ISLAMABAD: Two key players in the automobile industry Indus Motor and Pak Suzuki Motor Company have challenged the new auto policy and got a stay order from the Sindh High Court against its implementation, indicating they are not immediately inclined towards offering technologically improved and cheaper vehicles.
Pak Suzuki Motor the Pakistan arm of Japanese carmaker Suzuki has a monopoly in the small car segment while the market for heavy-engine vehicles is split mostly between Honda Atlas Cars and Indus Motor the makers of Toyota Corolla.
Hyundai, Suzuki’s last competitor in the market, has not been producing vehicles since early 2014.
The new auto policy, besides giving guidelines on timely delivery to customers, calls for the development and enforcement of safety regulations, compulsory installation of immobilisers in vehicles to stop incidences of theft and putting in place a product recall system in line with global practices.
The policy offers some incentives to new entrants for breaking the monopoly of existing car manufacturers. Consumer welfare is a key element of the policy announced by the government in March this year.

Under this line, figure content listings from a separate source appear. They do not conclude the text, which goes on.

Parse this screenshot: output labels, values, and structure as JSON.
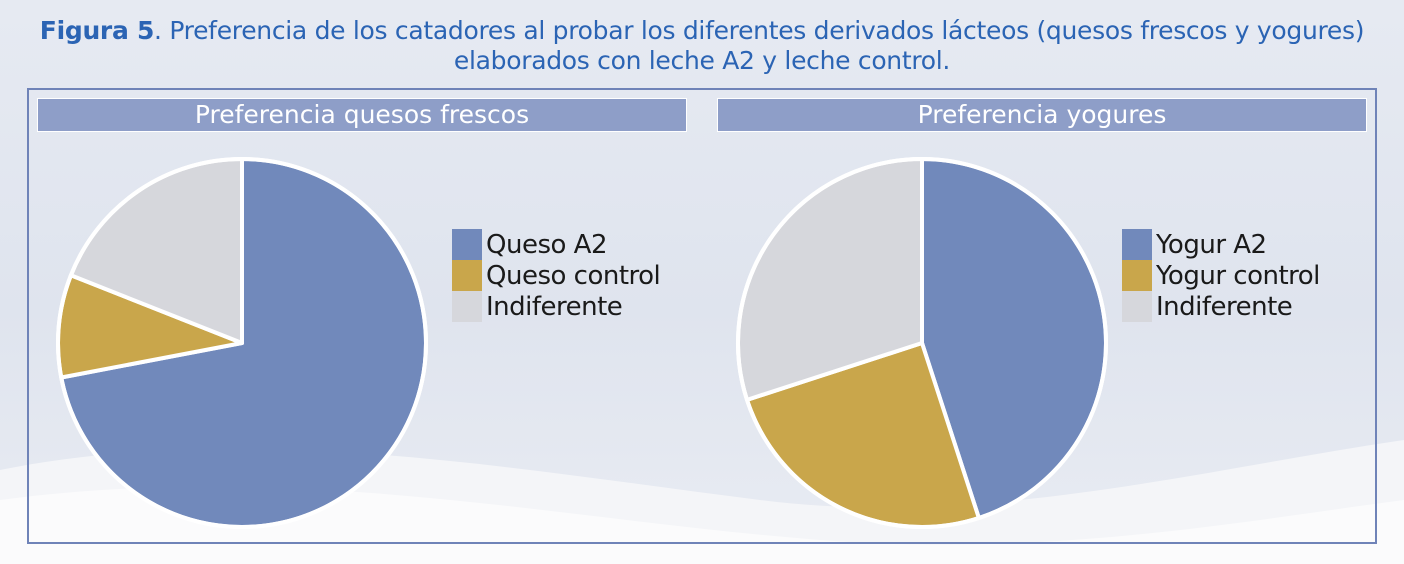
{
  "caption": {
    "label": "Figura 5",
    "text": ". Preferencia de los catadores al probar los diferentes derivados lácteos (quesos frescos y yogures) elaborados con leche A2 y leche control."
  },
  "colors": {
    "a2": "#7189bb",
    "control": "#c9a64b",
    "indiferente": "#d6d7dc",
    "title_bar": "#8e9ec8",
    "caption": "#2b64b4"
  },
  "chart_data": [
    {
      "type": "pie",
      "title": "Preferencia quesos frescos",
      "categories": [
        "Queso A2",
        "Queso control",
        "Indiferente"
      ],
      "values": [
        72,
        9,
        19
      ],
      "legend_position": "right"
    },
    {
      "type": "pie",
      "title": "Preferencia yogures",
      "categories": [
        "Yogur A2",
        "Yogur control",
        "Indiferente"
      ],
      "values": [
        45,
        25,
        30
      ],
      "legend_position": "right"
    }
  ]
}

According to officials aware of the development, Indus Motor was to install immobilisers in its XLI (basic) variants, Suzuki in Cultus and Mehran models and Honda Atlas Cars in the City variant.
However, the carmakers have refused to install the immobilisers immediately, arguing it is not possible for them to complete the task in a short time. They require six months to one year as vehicle engines need to be changed for putting in place the anti-theft device.
“We need three to five months to receive the delivery of car engines and after that it will be possible for us to install the immobilisers,” the carmakers told the government, adding they would be able to install the device in new car models.
According to the officials, the Suzuki management told the government that they were planning to replace Mehran cars with some other models, therefore, the immobilisers could not be made part of this model.
However, the company agreed that it would introduce the immobilisers in the new models.
Booking and delivery
In an attempt to address complaints of delay in the delivery of locally assembled vehicles, the government has decided that initial payment at the time of booking should not be more than 50% of the cost of vehicle and the price and delivery schedule not exceeding two months must be finalised at that time.
In case of delay, the company will be required to offer a discount at the rate of Kibor plus 2% on the date of delivery a move aimed at shortening the time period.
Before the announcement of the policy, buyers were forced to pay a substantial amount, sometimes 100% of the total cost, for booking vehicles and then wait for a long time before delivery. If the price escalated in the meantime, the consumers were also required to pay the extra amount on the delivery date.
This had helped the black market flourish where consumers, looking for prompt delivery, were forced to pay a premium.
However, the new auto policy carries varying measures aimed at safeguarding the interest of consumers.